Assuming people spend more earlier in retirement than during their latter years, a withdrawal strategy should match this declining consumption, even if it means taking more than the required minimum distribution, Roy and Hahn wrote.
“On the consumption front, we believe the most effective way to withdraw wealth is to support actual spending behaviors, as spending tends to decline in today’s dollars with age,” they wrote. “Unlike the RMD approach, reflecting actual spending allows retirees to support higher spending early in retirement and achieve greater utility of their savings.”
In comparing the RMD approach to the declining consumption strategy, JPMorgan Chase found that a 72-year-old with $100,000 in retirement savings could spend more money each year using the declining consumption strategy approach until age 87 when the RMD strategy would support higher spending.

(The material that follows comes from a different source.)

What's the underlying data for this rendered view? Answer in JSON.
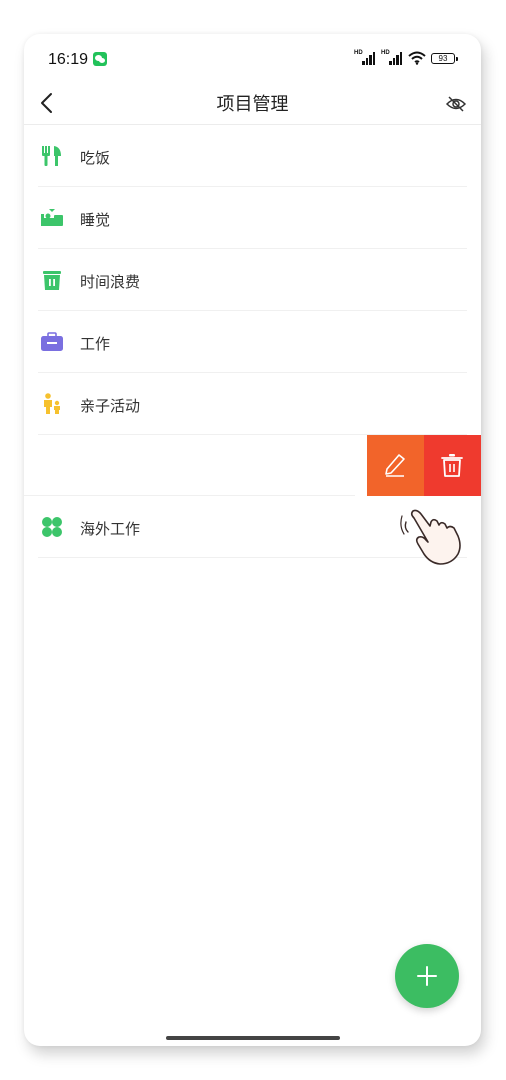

Meanwhile, the same retiree would still have more than $20,000 in his account by the time he turns 100 if he limited his distributions to the minimum amount. A 72-year-old using the declining consumption approach would only have a couple thousand left over by age 100.
Though RMD approach may increase a retiree’s odds of being able to leave money to loved ones, a retiree who’s more concerned with meeting his own needs would likely benefit from an option tied to his declining consumption later in life.
A whopping 84% of retirees who reached RMD age were limiting their retirement account withdrawals to the minimums that are required, a JPMorgan Chase study found. This method may leave a retiree with not enough annual income than what is needed. A withdrawal approach more closely aligned with a retiree’s spending needs will provide more retirement income and lessen the chances that retirement funds will outlast the retiree.